札幌のカフェ「ミンガスコーヒー」で、これからのことを考えた。

大雪に見舞われた札幌。予約していた飛行機は早朝に欠航となったが、次の便は飛ぶという。「着陸できなければ羽田に戻る」という条件付き。飛べたとしてもJRは早々に運休していて、新千歳から札幌まで移動できる保証はない。

「なんとかなると思うから、行きましょう」

彼女はどこかうきうきした様子でそう言った。地元民が言うなら従うしかない。羽田に向かうと僕らが乗る便はすでに満席だった。

飛行機は激しく揺れたし、機長も一度は着陸を断念したけれど、再度のチャレンジで無事、新千歳空港に降り立った。

ロビーに出ると目の前にバスのカウンターが。なんと5分後に札幌行きが出るという。バスには2時間近く揺られたけれど、僕らはその日の夕方には奇跡的に札幌の地下街を歩いていた。

旅の主な目的は新しく住む部屋の内覧と契約。まだ改装中の部屋に入り、広い間取りと大きな窓にふたり歓声を上げた。

彼女のほうの仕事は決まった。問題は僕。札幌をベースにして、東京には月5日間ほど出向く。それでいまと同じ量と質をキープしたいと考えている。

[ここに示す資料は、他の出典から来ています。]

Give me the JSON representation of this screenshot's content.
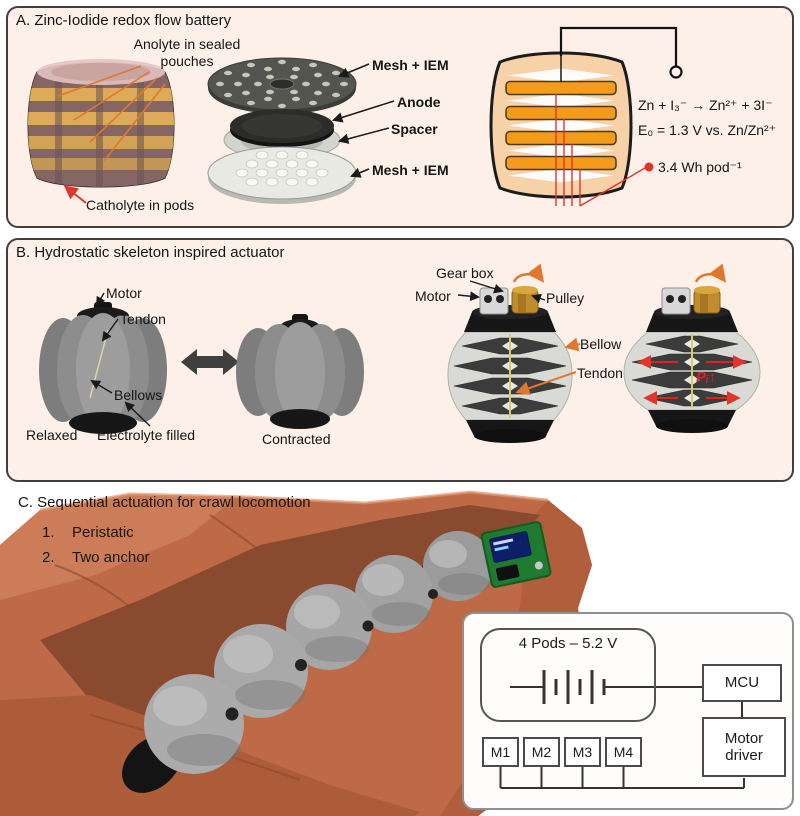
{
  "panel_a": {
    "title": "A. Zinc-Iodide redox flow battery",
    "anolyte_label": "Anolyte in sealed pouches",
    "catholyte_label": "Catholyte in pods",
    "mesh_top_label": "Mesh + IEM",
    "anode_label": "Anode",
    "spacer_label": "Spacer",
    "mesh_bottom_label": "Mesh + IEM",
    "reaction": "Zn + I₃⁻ → Zn²⁺ + 3I⁻",
    "potential": "E₀ = 1.3 V vs. Zn/Zn²⁺",
    "energy_density": "3.4 Wh pod⁻¹"
  },
  "panel_b": {
    "title": "B. Hydrostatic skeleton inspired actuator",
    "motor_label": "Motor",
    "tendon_label": "Tendon",
    "bellows_label": "Bellows",
    "relaxed_label": "Relaxed",
    "electrolyte_label": "Electrolyte filled",
    "contracted_label": "Contracted",
    "gearbox_label": "Gear box",
    "motor2_label": "Motor",
    "pulley_label": "Pulley",
    "bellow_label": "Bellow",
    "tendon2_label": "Tendon",
    "pressure_label": "Pᵢ↑"
  },
  "panel_c": {
    "title": "C. Sequential actuation for crawl locomotion",
    "items": [
      {
        "num": "1.",
        "label": "Peristatic"
      },
      {
        "num": "2.",
        "label": "Two anchor"
      }
    ],
    "circuit": {
      "battery_label": "4 Pods – 5.2 V",
      "mcu_label": "MCU",
      "motor_driver_label": "Motor driver",
      "motors": [
        "M1",
        "M2",
        "M3",
        "M4"
      ]
    }
  },
  "colors": {
    "panel_bg": "#fdf0e8",
    "accent_orange": "#e0772e",
    "accent_red": "#e0352b",
    "pouch_orange": "#f49b1c",
    "terracotta": "#bf6a47",
    "pcb_green": "#1e7b2f"
  }
}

軌道に乗るまで少し時間がかかるだろう。でも焦らず楽しみながらやれたらと思う。「どんな形になっても、あなたには編集者の仕事をしていてほしい」と彼女に言われた。そのことを励みにしたいと思う。

帰りも雪にやられた。JRはまったく動かず、臨時便のバスに3時間揺られてなんとか新千歳に。最終便に変更していてよかった。羽田からの足は途中で終わり、タクシーに乗ってやっと午前1時過ぎに帰宅した。

札幌滞在の中日に、大通公園近くのカフェ「ミンガスコーヒー」に立ち寄った。夜遅くまでごきげんなジャズを流す、札幌の老舗カフェのひとつだ。

僕らが訪れたのはお昼のまだ早い時間。折からの大雪のせいかお客さんはまばらだったけど、巨大なスピーカーから流れる心地よいピアノトリオとドリップで淹れる本格的なコーヒーの深い味わいにすっかり心がほだされた。

そこで彼女と、開店間近なセンイチブックスの話になった。

自分の棚の紹介カードにQRコードを入れてもいいことになっている。でも自分のホームページもないしなあなんて話していたら「notoがあるじゃない」と言われた。なるほど。ここはもはや僕の表現の場になっている。僕という人間を知ってもらうのに、ここより最適な場所はない。

センイチブックスではとりあえず、僕が過去に編集した本と自分で購入していた音楽関係のとっておきの本を並べることにした。新刊をのぞいて、基本的に本体価格の半額で売ることにしている。販売にそれほどこだわっているわけではない。10冊ほどのラインナップを見て、面白がってくれれば僕にとって法外の喜びだ。

ということで、センイチブックスを訪れた人がここにも顔を出すことがあるかもしれない。これからは音楽だけでなく、センイチブックスに置いてある本やこれから出す本のことも書いていこうと思う。乞うご期待。